Ukarano proboszcza „za przekroczenie limitu wiernych w kościele”

Walka z Kościołem przybiera różne formy. Najczęściej staje się ona skuteczna, kiedy przybiera formy państwowe w formie praw uderzających w Religię.

Z tym mamy do czynienia niestety również w Polsce. Poprzez rozporządzenia na wiosnę ubiegłego roku wprowadzono zakaz uczestniczenia w Mszach Św. Tym bowiem w praktyce było „prawo” do uczestniczenia w Mszy Św. do pięciu osób.

Naruszało to w sposób otwarty prawa obywatelskie wynikające z Konstytucji, która w artykule 53 pkt 5 i 6 jasno określa prawa, jak również możliwość zawieszenia tych praw w zakresie wyznawania wiary: Wolność uzewnętrzniania religii może być ograniczona jedynie w drodze ustawy i tylko wtedy, gdy jest to konieczne do ochrony bezpieczeństwa państwa, porządku publicznego, zdrowia, moralności lub wolności i praw innych osób. Nikt nie może być zmuszany do uczestniczenia ani do nieuczestniczenia w praktykach religijnych.

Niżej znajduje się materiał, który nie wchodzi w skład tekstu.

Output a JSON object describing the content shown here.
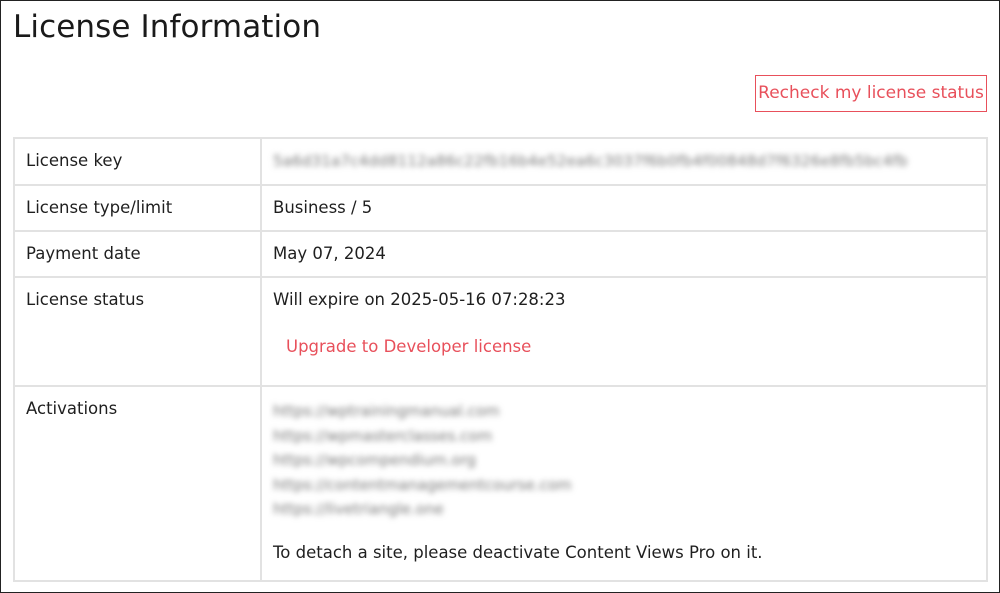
{
  "page": {
    "title": "License Information"
  },
  "actions": {
    "recheck_label": "Recheck my license status"
  },
  "table": {
    "rows": [
      {
        "label": "License key",
        "value": "5a6d31a7c4dd8112a86c22fb16b4e52ea6c3037f6b0fb4f00848d7f6326e8fb5bc4fb"
      },
      {
        "label": "License type/limit",
        "value": "Business / 5"
      },
      {
        "label": "Payment date",
        "value": "May 07, 2024"
      },
      {
        "label": "License status",
        "value": "Will expire on 2025-05-16 07:28:23"
      },
      {
        "label": "Activations",
        "value": ""
      }
    ],
    "upgrade_label": "Upgrade to Developer license",
    "activations": [
      "https://wptrainingmanual.com",
      "https://wpmasterclasses.com",
      "https://wpcompendium.org",
      "https://contentmanagementcourse.com",
      "https://livetriangle.one"
    ],
    "detach_note": "To detach a site, please deactivate Content Views Pro on it."
  },
  "colors": {
    "accent": "#e8505b",
    "border": "#e2e2e2"
  }
}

Przypomnijmy, że zmuszano ludzi nie tylko do nieuczestniczenia w Mszach św., ale również m. in. rozpędzano pielgrzymki. Żadne rozporządzenie nie miało oczywiście mocy ustawy, czyli w sposób otwarty łamano prawa wynikające z Konstytucji.

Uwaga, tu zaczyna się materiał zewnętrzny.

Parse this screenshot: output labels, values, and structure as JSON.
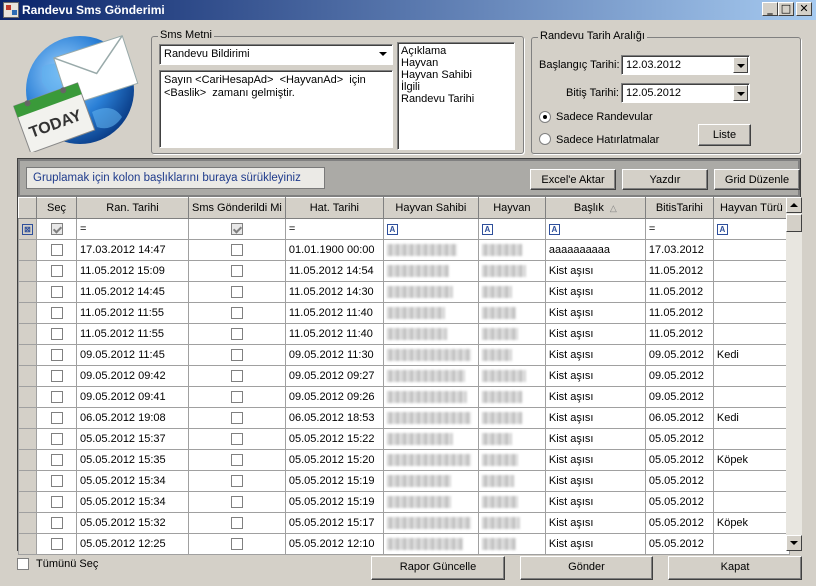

Rozporządzenie co do liczby wiernych z czasem zostało złagodzone, ale wciąż staje się pretekstem do karania księży, którzy nie wyrzucają ludzi z Mszy św. co wg „prawodawcy” powinni uczynić, kiedy limit wiernych przekracza dopuszczone rozporządzeniem normy.

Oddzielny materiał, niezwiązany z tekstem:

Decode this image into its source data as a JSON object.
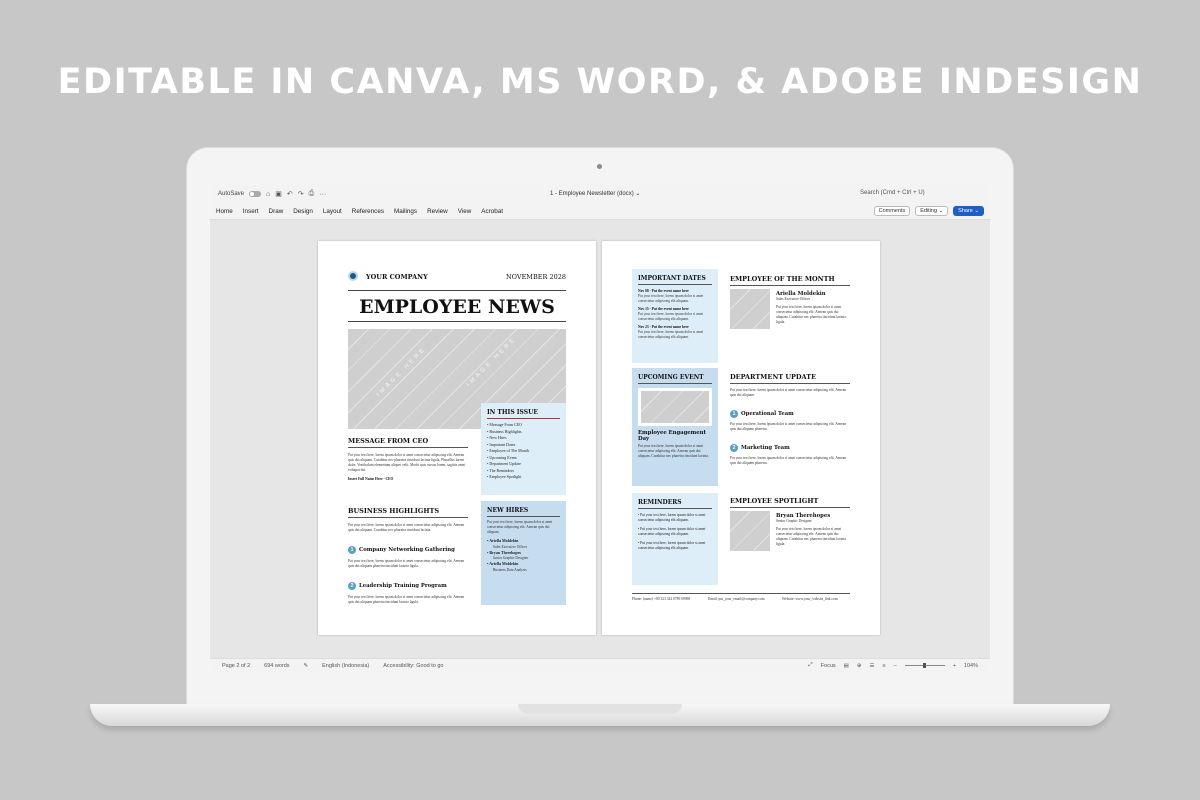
{
  "banner": "EDITABLE IN CANVA, MS WORD, & ADOBE INDESIGN",
  "titlebar": {
    "autosave": "AutoSave",
    "doc_title": "1 - Employee Newsletter (docx) ⌄",
    "search": "Search (Cmd + Ctrl + U)"
  },
  "ribbon": {
    "tabs": [
      "Home",
      "Insert",
      "Draw",
      "Design",
      "Layout",
      "References",
      "Mailings",
      "Review",
      "View",
      "Acrobat"
    ],
    "comments": "Comments",
    "editing": "Editing ⌄",
    "share": "Share ⌄"
  },
  "status": {
    "page": "Page 2 of 2",
    "words": "694 words",
    "language": "English (Indonesia)",
    "accessibility": "Accessibility: Good to go",
    "focus": "Focus",
    "zoom": "104%",
    "minus": "–",
    "plus": "+"
  },
  "page1": {
    "company": "YOUR COMPANY",
    "date": "NOVEMBER 2028",
    "headline": "EMPLOYEE NEWS",
    "image_placeholder": "IMAGE HERE",
    "ceo": {
      "title": "MESSAGE FROM CEO",
      "body": "Put your text here, lorem ipsum dolor si amet consectetur adipiscing elit. Aenean quis dui aliquam. Curabitur nec pharetra tincidunt lacinia ligula. Phasellus lorem dolor. Vestibulum elementum aliquet velit. Morbi quis cursus lorem, sagittis amet volutpat dui.",
      "sign": "Insert Full Name Here - CEO"
    },
    "issue": {
      "title": "IN THIS ISSUE",
      "items": [
        "Message From CEO",
        "Business Highlights",
        "New Hires",
        "Important Dates",
        "Employee of The Month",
        "Upcoming Event",
        "Department Update",
        "The Reminders",
        "Employee Spotlight"
      ]
    },
    "highlights": {
      "title": "BUSINESS HIGHLIGHTS",
      "intro": "Put your text here, lorem ipsum dolor si amet consectetur adipiscing elit. Aenean quis dui aliquam. Curabitur nec pharetra tincidunt lacinia.",
      "items": [
        {
          "num": "1",
          "title": "Company Networking Gathering",
          "body": "Put your text here, lorem ipsum dolor si amet consectetur adipiscing elit. Aenean quis dui aliquam pharetra tincidunt lacinia ligula."
        },
        {
          "num": "2",
          "title": "Leadership Training Program",
          "body": "Put your text here, lorem ipsum dolor si amet consectetur adipiscing elit. Aenean quis dui aliquam pharetra tincidunt lacinia ligula."
        }
      ]
    },
    "hires": {
      "title": "NEW HIRES",
      "body": "Put your text here, lorem ipsum dolor si amet consectetur adipiscing elit. Aenean quis dui aliquam.",
      "people": [
        {
          "name": "Ariella Moldekin",
          "role": "Sales Executive Officer"
        },
        {
          "name": "Bryan Therehopes",
          "role": "Junior Graphic Designer"
        },
        {
          "name": "Ariella Moldekin",
          "role": "Business Data Analysis"
        }
      ]
    }
  },
  "page2": {
    "dates": {
      "title": "IMPORTANT DATES",
      "items": [
        {
          "date": "Nov 08 - Put the event name here",
          "body": "Put your text here, lorem ipsum dolor si amet consectetur adipiscing elit aliquam."
        },
        {
          "date": "Nov 15 - Put the event name here",
          "body": "Put your text here, lorem ipsum dolor si amet consectetur adipiscing elit aliquam."
        },
        {
          "date": "Nov 23 - Put the event name here",
          "body": "Put your text here, lorem ipsum dolor si amet consectetur adipiscing elit aliquam."
        }
      ]
    },
    "event": {
      "title": "UPCOMING EVENT",
      "name": "Employee Engagement Day",
      "body": "Put your text here, lorem ipsum dolor si amet consectetur adipiscing elit. Aenean quis dui aliquam. Curabitur nec pharetra tincidunt lacinia."
    },
    "reminders": {
      "title": "REMINDERS",
      "items": [
        "Put your text here, lorem ipsum dolor si amet consectetur adipiscing elit aliquam.",
        "Put your text here, lorem ipsum dolor si amet consectetur adipiscing elit aliquam.",
        "Put your text here, lorem ipsum dolor si amet consectetur adipiscing elit aliquam."
      ]
    },
    "eom": {
      "title": "EMPLOYEE OF THE MONTH",
      "name": "Ariella Moldekin",
      "role": "Sales Executive Officer",
      "body": "Put your text here, lorem ipsum dolor si amet consectetur adipiscing elit. Aenean quis dui aliquam. Curabitur nec pharetra tincidunt lacinia ligula."
    },
    "dept": {
      "title": "DEPARTMENT UPDATE",
      "intro": "Put your text here, lorem ipsum dolor si amet consectetur adipiscing elit. Aenean quis dui aliquam.",
      "items": [
        {
          "num": "1",
          "title": "Operational Team",
          "body": "Put your text here, lorem ipsum dolor si amet consectetur adipiscing elit. Aenean quis dui aliquam pharetra."
        },
        {
          "num": "2",
          "title": "Marketing Team",
          "body": "Put your text here, lorem ipsum dolor si amet consectetur adipiscing elit. Aenean quis dui aliquam pharetra."
        }
      ]
    },
    "spotlight": {
      "title": "EMPLOYEE SPOTLIGHT",
      "name": "Bryan Therehopes",
      "role": "Senior Graphic Designer",
      "body": "Put your text here, lorem ipsum dolor si amet consectetur adipiscing elit. Aenean quis dui aliquam. Curabitur nec pharetra tincidunt lacinia ligula."
    },
    "footer": {
      "phone": "Phone: (name) +00 123 342 0789 09098",
      "email": "Email: put_your_email@company.com",
      "website": "Website: www.your_website_link.com"
    }
  }
}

Z tego też powodu 2 lutego mandatem został ukarany proboszcz jednej z parafii w Mińsku Mazowieckim. Ktoś zgłosił policji, że podczas nabożeństwa odprawianego z okazji święta Ofiarowania Pańskiego liczba wiernych przekracza dopuszczalny limit. Na miejscu pojawił się patrol policji. Stwierdził złamanie przepisów i wystawił proboszczowi mandat w wysokości 100 zł.